Friday, January 04, 2013

Hipsters and Social Class


Will Barratt, Ph.D.

Every group has signs of group identity, cultural identification, and values certain types of capital.  These all reflect what is perceived as part of unique group identity and part of prestige and are used to set themselves apart from others.  Hipsters are no different and their cultural and iconic sigils can be seen through the social class lens of cultural capital.

How many hipsters does it take to change a light bulb?  
A really obscure number that you’ve probably never heard of.  

Cultural capital was brought into the discussion of social class by Bourdieu in Forms of Capital (1986) who proposed embodied, objectified, and institutionalized forms.  Seen from a sociological perspective these forms of cultural capital are part of normative culture for each group.  Countercultures and alternative cultures emerge with different forms of capital often chosen in direct opposition or contrast to perceived mainstream culture.  Marlon Brando’s character Johnny Strabler or Lee Marvin’s character Chino in The Wild One (Kramer & Benedek, 1953) were models of a specific type of motorcycle riding, leather wearing, law breaking citizens.  These bikers shared dress, norms, and values as well as normative behaviors.  Similar media counter- and alternative-culture characters have been iconic; Bob Denver’s portrayal of the beatnik Maynard G. Krebbs in The Many Loves of Dobie Gillis or any nerd in movies from Revenge of the Nerds (1984) to Accepted (2006) portray a set of norms.  Cultural capital provides those characters with identifiable values.

Hipsters, according to media reports and jokes, value obscure cultural capital, obscure numbers that you probably never heard of, and obscure technology like vinyl records and mechanical typewriters.  Nerds are portrayed as valuing technology and intelligence, beatniks as valuing casual dress, jazz, and poetry, bikers as valuing the rejection of mainstream ideas of behavior.  Their counterparts, people in the mainstream culture, are portrayed as valuing mainstream culture, mainstream social capital, and economic capital, all of which seem to be rejected by hipsters.  Hipster social capital only counts in the hipster community, and relies on obscure knowledge valued by the tribe.  Economic capital, the quest of working mainstream normal people, is eschewed, much to the benefit of humorists who note the cost of the cultural capital artifacts required for the hipster life. 

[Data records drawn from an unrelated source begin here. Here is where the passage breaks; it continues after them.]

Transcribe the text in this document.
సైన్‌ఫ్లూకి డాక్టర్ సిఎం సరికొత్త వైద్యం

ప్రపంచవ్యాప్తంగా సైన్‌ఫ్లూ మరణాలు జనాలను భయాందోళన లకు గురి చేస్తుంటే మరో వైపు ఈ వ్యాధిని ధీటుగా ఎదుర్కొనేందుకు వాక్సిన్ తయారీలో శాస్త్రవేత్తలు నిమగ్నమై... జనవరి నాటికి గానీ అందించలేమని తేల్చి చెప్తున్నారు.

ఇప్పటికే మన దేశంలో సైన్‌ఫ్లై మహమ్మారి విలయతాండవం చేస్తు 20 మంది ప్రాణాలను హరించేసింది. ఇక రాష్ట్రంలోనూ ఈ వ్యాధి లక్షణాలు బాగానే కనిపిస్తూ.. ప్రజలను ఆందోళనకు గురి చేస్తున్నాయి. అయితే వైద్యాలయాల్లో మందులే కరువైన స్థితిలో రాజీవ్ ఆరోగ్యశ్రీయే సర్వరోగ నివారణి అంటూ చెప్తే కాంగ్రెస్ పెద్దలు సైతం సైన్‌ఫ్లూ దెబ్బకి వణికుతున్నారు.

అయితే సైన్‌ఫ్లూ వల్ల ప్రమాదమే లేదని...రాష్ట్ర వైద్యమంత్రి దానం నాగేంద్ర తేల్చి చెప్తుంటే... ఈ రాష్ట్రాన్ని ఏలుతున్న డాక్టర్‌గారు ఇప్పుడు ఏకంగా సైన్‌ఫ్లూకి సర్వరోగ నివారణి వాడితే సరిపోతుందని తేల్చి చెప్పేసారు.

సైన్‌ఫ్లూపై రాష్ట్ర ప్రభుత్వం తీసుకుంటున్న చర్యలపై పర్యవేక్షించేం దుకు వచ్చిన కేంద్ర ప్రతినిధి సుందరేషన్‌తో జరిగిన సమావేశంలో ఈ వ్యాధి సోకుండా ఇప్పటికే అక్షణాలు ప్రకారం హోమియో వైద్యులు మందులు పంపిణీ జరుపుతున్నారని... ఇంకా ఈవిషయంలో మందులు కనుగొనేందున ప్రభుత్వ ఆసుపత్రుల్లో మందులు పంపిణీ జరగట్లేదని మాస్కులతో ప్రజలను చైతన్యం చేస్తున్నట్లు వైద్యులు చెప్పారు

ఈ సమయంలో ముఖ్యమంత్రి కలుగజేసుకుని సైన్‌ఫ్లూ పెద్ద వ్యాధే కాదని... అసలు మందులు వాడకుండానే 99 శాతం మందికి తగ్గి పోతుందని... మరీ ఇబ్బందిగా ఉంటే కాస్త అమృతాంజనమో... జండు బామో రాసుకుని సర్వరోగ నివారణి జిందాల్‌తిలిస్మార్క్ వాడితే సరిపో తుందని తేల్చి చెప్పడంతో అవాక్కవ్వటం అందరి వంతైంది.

A defining characteristic of hipster culture is cultural capital which is defined by members of that group as a way to set them apart from others.  Social capital and economic capital are of secondary, tertiary, or even quaternary interest.  

References 

Bourdieu, P. (1986). The forms of capital. In J. Richardson (Ed.) Handbook of Theory and Research for the Sociology of Education (pp. 241-258). Westport, CT: Greenwood Press. 

Field, T., Samuelson, P. (Producers), Macgregor-Scott, P. (Co-Producer) & Kanew, J. (Director). (1984). Revenge of the Nerds. US: 20th Century Fox.

Kramer, S. (Producer) & Benedek, L. (Director) (1953). The Wild One. [Motion Picture]. US: Columbia Pictures.

Shadyac, T. (Producer) & Pink, S. (Director). (2006). Accepted. [Motion Picture]. US: Universal Pictures.


2 comments:

BG said...

"A defining characteristic of hipster culture is cultural capital which is defined by members of that group as a way to set them apart from others. Social capital and economic capital are of secondary, tertiary, or even quaternary interest."

Only at the most superficial level -- in fact, the focus on obscure cultural capital is a display of economic and social capital. Hipsters focus on "non-commercial" culture as a way of displaying their independence from the demands of the marketplace -- an independence based on the economic security they have (usually) received from their families. It is an utterly middle-class (upper-middle, mostly) phenomenon -- there's no such thing as a working-class hipster (as the term is currently defined), is there?

Will Barratt, Ph.D. said...

A rejection of commercial culture is a recognition of the primacy of commercial culture. Rejection of mainstream culture, in this case commercial culture, is a central theme in countercultures. The social class of origin of hipsters drives what they reject.

Counterculture working class is quite different, and in some ways working class culture can be seen as counter culture anyway.